Distance of any kind has been a godsend for the Yankees, down four starting pitchers after Masahiro Tanaka hit the disabled list last week, and Greene provided it for a second straight start.
"He's stepping up, that's for sure," Joe Girardi said. "He's earning more starts is what he's doing."
The Yankees, who received two-out RBI hits from Mark Teixeira, Jeter and Jacoby Ellsbury, raised their record on this 11-game trip before the All-Star break to 6-4. At 47-46, they're four games behind the AL East-leading Orioles (51-42).
Greene, a winner in his first major-league start Monday in Cleveland, was even more impressive Saturday against a team that entered the day ranked second in the American League in homers (113), third in batting average (.266) and fourth in slugging percentage (.422).
Greene (2-0, 1.32 ERA), who had held the Indians hitless for 42/3 innings in his first start, retired the first 10 Orioles and didn't allow a hit until Manny Machado singled with two outs in the fifth. Ryan Flaherty singled Machado to third and stole second, but Nick Hundley struck out.
Greene, featuring a fastball consistently hitting the mid-90s and a biting slider, allowed four hits, walked two and struck out nine. What did he have working? "Everything," catcher Francisco Cervelli said. "They've got good hitters and the plan was so good today. Sliders anytime. I just put my glove up and he threw it."
"I try not to think too much. I try to keep everything simple," Greene said of his approach. "Just go out there and make one pitch at a time."

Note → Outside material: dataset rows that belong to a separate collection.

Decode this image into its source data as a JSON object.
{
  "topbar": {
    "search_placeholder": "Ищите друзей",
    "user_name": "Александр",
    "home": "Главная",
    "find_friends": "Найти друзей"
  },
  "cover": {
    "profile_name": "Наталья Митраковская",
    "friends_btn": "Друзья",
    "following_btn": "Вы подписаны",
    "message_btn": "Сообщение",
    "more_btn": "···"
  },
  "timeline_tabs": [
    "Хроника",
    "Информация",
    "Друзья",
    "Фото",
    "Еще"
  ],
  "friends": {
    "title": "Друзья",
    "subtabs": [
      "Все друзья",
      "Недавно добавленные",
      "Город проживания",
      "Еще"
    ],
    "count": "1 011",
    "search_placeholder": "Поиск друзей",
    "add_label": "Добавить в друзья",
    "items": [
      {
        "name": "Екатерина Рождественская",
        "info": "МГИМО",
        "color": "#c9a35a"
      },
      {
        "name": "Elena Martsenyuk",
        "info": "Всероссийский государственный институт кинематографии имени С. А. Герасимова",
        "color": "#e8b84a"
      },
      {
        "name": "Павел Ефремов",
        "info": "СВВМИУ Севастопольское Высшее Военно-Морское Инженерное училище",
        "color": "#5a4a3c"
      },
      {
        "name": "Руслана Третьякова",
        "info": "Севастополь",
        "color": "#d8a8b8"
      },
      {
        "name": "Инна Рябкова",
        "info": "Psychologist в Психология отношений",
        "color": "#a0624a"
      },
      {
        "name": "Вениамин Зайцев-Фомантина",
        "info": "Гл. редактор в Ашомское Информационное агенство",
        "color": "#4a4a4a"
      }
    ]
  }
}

Greene, who called his first two starts "a dream come true," was replaced with one out and one on in the eighth by lefty David Huff, leaving the mound to a thunderous ovation from the sizable contingent of Yankees fans in attendance.
"I had goose bumps," Greene said. "It was awesome for sure."
Huff allowed a first-pitch single to lefthanded-hitting Nick Markakis, but Shawn Kelley replaced him and retired Steve Pearce and Adam Jones.
David Robertson improved to 23-for-25 in save chances by striking out two in a perfect ninth.
Baltimore righthander Chris Tillman (7-5), who danced in and out of trouble most of his outing, allowed three runs and seven hits in 62/3 innings. The Yankees, who had two runners thrown out at the plate trying to score on two-out hits, finished with nine hits, receiving three from a resurgent Brian McCann and two from Jeter.
Teixeira had a two-out RBI double down the rightfield line in the third, and Tillman's good fortune finally ran out in the seventh. Kelly Johnson led off with a single and eventually scored on Jeter's two-out single. Jacoby Ellsbury's RBI double down the rightfield line off lefty T.J. McFarland made it 3-0.
Greene's most impressive inning might have been the bottom of the sixth. Markakis and Pearce led off with consecutive singles but Greene got Jones to ground to Brian Roberts, who stepped on second and threw to first for the double play. He struck out slugger Nelson Cruz, who is tied for the AL lead in homers with 28, for the third time in the game to end the inning.
"He got some big outs when he had to," Girardi said. "His stuff was really good again."